Effettivamente il fatto che siano presenti tali elementi all’interno del graffito potrebbe anche riportare a concetti alchemici. Anzi, la ringrazio per questa preziosa domanda, e tra l’altro ricordiamo che Cornelio Agrippa era anche un alchimista. Quando pensiamo all’alchimia solitamente facciamo riferimento alla trasmutazione dei metalli grezzi in oro e alla cosiddetta Pietra Filosofale; in realtà l’alchimia indica molto altro e per gli esoteristi ha sempre rappresentato un percorso di tipo iniziatico, un percorso esoterico appunto, verso la piena conoscenza del sé profondo. Le quattro fasi alchemiche (Nigredo, Albedo, Citrinitas e Rubedo) rappresentano appunto il percorso complesso che l’iniziato deve affrontare per arrivare alla Consapevolezza. Comunque effettivamente il graffito potrebbe anche contenere un significato alchemico. Allo stato attuale delle cose credo che la ricerca sia ancora tutta in divenire.
Quali sono, dunque, le ipotesi interpretative alle quali è giunto con il suo saggio?

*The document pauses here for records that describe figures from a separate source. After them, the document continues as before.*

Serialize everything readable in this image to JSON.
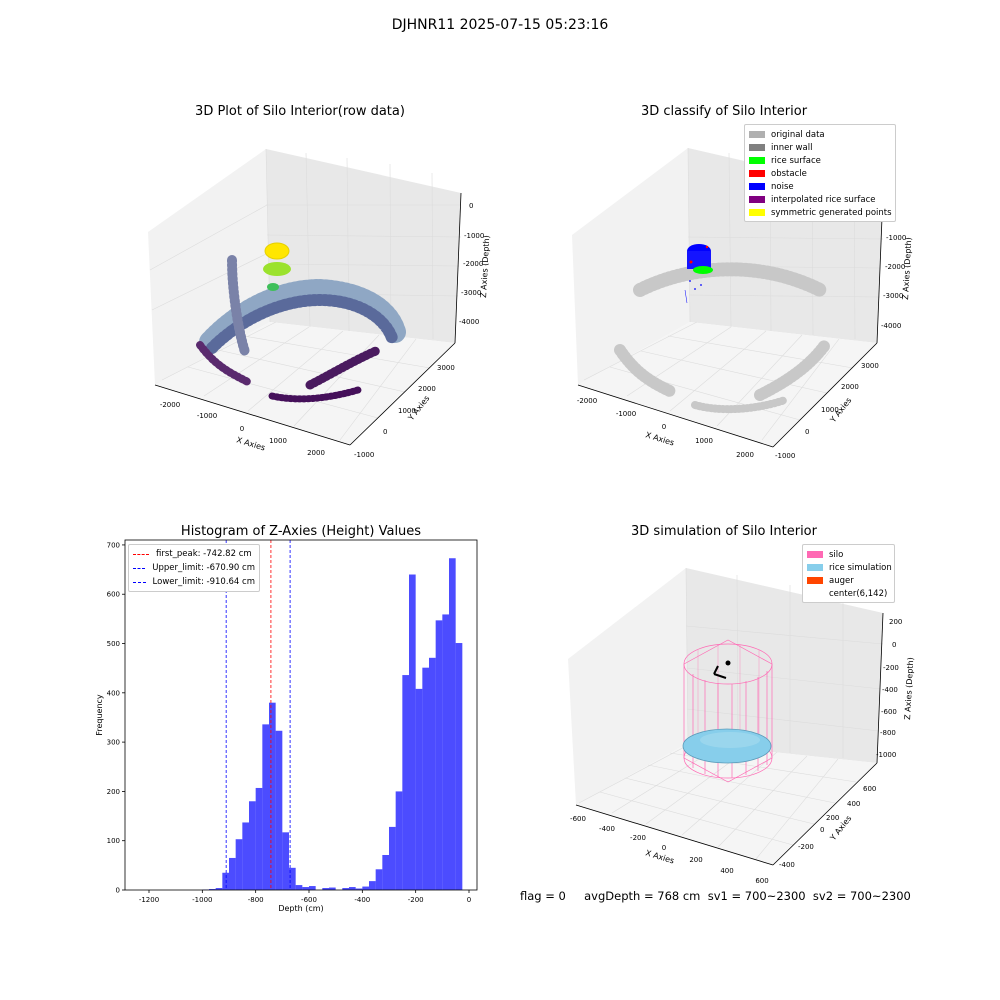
{
  "suptitle": "DJHNR11 2025-07-15 05:23:16",
  "footer": "flag = 0     avgDepth = 768 cm  sv1 = 700~2300  sv2 = 700~2300",
  "panels": {
    "raw": {
      "title": "3D Plot of Silo Interior(row data)",
      "xlabel": "X Axies",
      "ylabel": "Y Axies",
      "zlabel": "Z Axies (Depth)",
      "xticks": [
        "-2000",
        "-1000",
        "0",
        "1000",
        "2000"
      ],
      "yticks": [
        "-1000",
        "0",
        "1000",
        "2000",
        "3000"
      ],
      "zticks": [
        "0",
        "-1000",
        "-2000",
        "-3000",
        "-4000"
      ]
    },
    "classify": {
      "title": "3D classify of Silo Interior",
      "xlabel": "X Axies",
      "ylabel": "Y Axies",
      "zlabel": "Z Axies (Depth)",
      "xticks": [
        "-2000",
        "-1000",
        "0",
        "1000",
        "2000"
      ],
      "yticks": [
        "-1000",
        "0",
        "1000",
        "2000",
        "3000"
      ],
      "zticks": [
        "0",
        "-1000",
        "-2000",
        "-3000",
        "-4000"
      ],
      "legend": [
        {
          "label": "original data",
          "color": "#b0b0b0"
        },
        {
          "label": "inner wall",
          "color": "#808080"
        },
        {
          "label": "rice surface",
          "color": "#00ff00"
        },
        {
          "label": "obstacle",
          "color": "#ff0000"
        },
        {
          "label": "noise",
          "color": "#0000ff"
        },
        {
          "label": "interpolated rice surface",
          "color": "#800080"
        },
        {
          "label": "symmetric generated points",
          "color": "#ffff00"
        }
      ]
    },
    "simulation": {
      "title": "3D simulation of Silo Interior",
      "xlabel": "X Axies",
      "ylabel": "Y Axies",
      "zlabel": "Z Axies (Depth)",
      "xticks": [
        "-600",
        "-400",
        "-200",
        "0",
        "200",
        "400",
        "600"
      ],
      "yticks": [
        "-400",
        "-200",
        "0",
        "200",
        "400",
        "600"
      ],
      "zticks": [
        "200",
        "0",
        "-200",
        "-400",
        "-600",
        "-800",
        "-1000"
      ],
      "legend": [
        {
          "label": "silo",
          "color": "#ff69b4"
        },
        {
          "label": "rice simulation",
          "color": "#87ceeb"
        },
        {
          "label": "auger",
          "color": "#ff4500"
        },
        {
          "label": "center(6,142)",
          "color": "#ffffff"
        }
      ]
    }
  },
  "chart_data": [
    {
      "type": "bar",
      "title": "Histogram of Z-Axies (Height) Values",
      "xlabel": "Depth (cm)",
      "ylabel": "Frequency",
      "xlim": [
        -1290,
        30
      ],
      "ylim": [
        0,
        710
      ],
      "xticks": [
        -1200,
        -1000,
        -800,
        -600,
        -400,
        -200,
        0
      ],
      "yticks": [
        0,
        100,
        200,
        300,
        400,
        500,
        600,
        700
      ],
      "bar_color": "#0000ff",
      "bins": [
        {
          "x0": -1000,
          "x1": -975,
          "value": 1
        },
        {
          "x0": -975,
          "x1": -950,
          "value": 2
        },
        {
          "x0": -950,
          "x1": -925,
          "value": 4
        },
        {
          "x0": -925,
          "x1": -900,
          "value": 35
        },
        {
          "x0": -900,
          "x1": -875,
          "value": 65
        },
        {
          "x0": -875,
          "x1": -850,
          "value": 103
        },
        {
          "x0": -850,
          "x1": -825,
          "value": 137
        },
        {
          "x0": -825,
          "x1": -800,
          "value": 180
        },
        {
          "x0": -800,
          "x1": -775,
          "value": 207
        },
        {
          "x0": -775,
          "x1": -750,
          "value": 336
        },
        {
          "x0": -750,
          "x1": -725,
          "value": 380
        },
        {
          "x0": -725,
          "x1": -700,
          "value": 323
        },
        {
          "x0": -700,
          "x1": -675,
          "value": 117
        },
        {
          "x0": -675,
          "x1": -650,
          "value": 45
        },
        {
          "x0": -650,
          "x1": -625,
          "value": 10
        },
        {
          "x0": -625,
          "x1": -600,
          "value": 6
        },
        {
          "x0": -600,
          "x1": -575,
          "value": 8
        },
        {
          "x0": -550,
          "x1": -525,
          "value": 4
        },
        {
          "x0": -525,
          "x1": -500,
          "value": 5
        },
        {
          "x0": -475,
          "x1": -450,
          "value": 4
        },
        {
          "x0": -450,
          "x1": -425,
          "value": 6
        },
        {
          "x0": -425,
          "x1": -400,
          "value": 3
        },
        {
          "x0": -400,
          "x1": -375,
          "value": 7
        },
        {
          "x0": -375,
          "x1": -350,
          "value": 18
        },
        {
          "x0": -350,
          "x1": -325,
          "value": 42
        },
        {
          "x0": -325,
          "x1": -300,
          "value": 71
        },
        {
          "x0": -300,
          "x1": -275,
          "value": 128
        },
        {
          "x0": -275,
          "x1": -250,
          "value": 200
        },
        {
          "x0": -250,
          "x1": -225,
          "value": 436
        },
        {
          "x0": -225,
          "x1": -200,
          "value": 640
        },
        {
          "x0": -200,
          "x1": -175,
          "value": 408
        },
        {
          "x0": -175,
          "x1": -150,
          "value": 451
        },
        {
          "x0": -150,
          "x1": -125,
          "value": 471
        },
        {
          "x0": -125,
          "x1": -100,
          "value": 547
        },
        {
          "x0": -100,
          "x1": -75,
          "value": 559
        },
        {
          "x0": -75,
          "x1": -50,
          "value": 673
        },
        {
          "x0": -50,
          "x1": -25,
          "value": 501
        }
      ],
      "lines": [
        {
          "label": "first_peak: -742.82 cm",
          "x": -742.82,
          "color": "#ff0000"
        },
        {
          "label": "Upper_limit: -670.90 cm",
          "x": -670.9,
          "color": "#0000ff"
        },
        {
          "label": "Lower_limit: -910.64 cm",
          "x": -910.64,
          "color": "#0000ff"
        }
      ]
    }
  ]
}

Con Enigma Tutorius ho voluto dare prima di tutto un contributo alla storia del mio paese. Le ipotesi interpretative sono varie, ma la cosa che possiamo affermare è che sicuramente il graffito può mettersi in relazione con l’opera di Enrico Cornelio Agrippa. Quel graffito potrebbe forse essere stato inciso lì di proposito durante qualche particolare rituale, ma anche semplicemente per fare una bozza di un qualche talismano o molto probabilmente di una lamina magica. Il fatto che ci sia l’occhio di Horus mi fa pensare che possa essere un qualcosa che abbia a che fare con la protezione del luogo. Se poi sia stato Cornelio Agrippa a tracciare quel graffito oppure no, questo nessuno può saperlo con precisione. Rimane il fascino di un graffito misterioso che con molta probabilità ha una valenza esoterica. Vi ringrazio per l’interesse che avete mostrato verso la mia ricerca.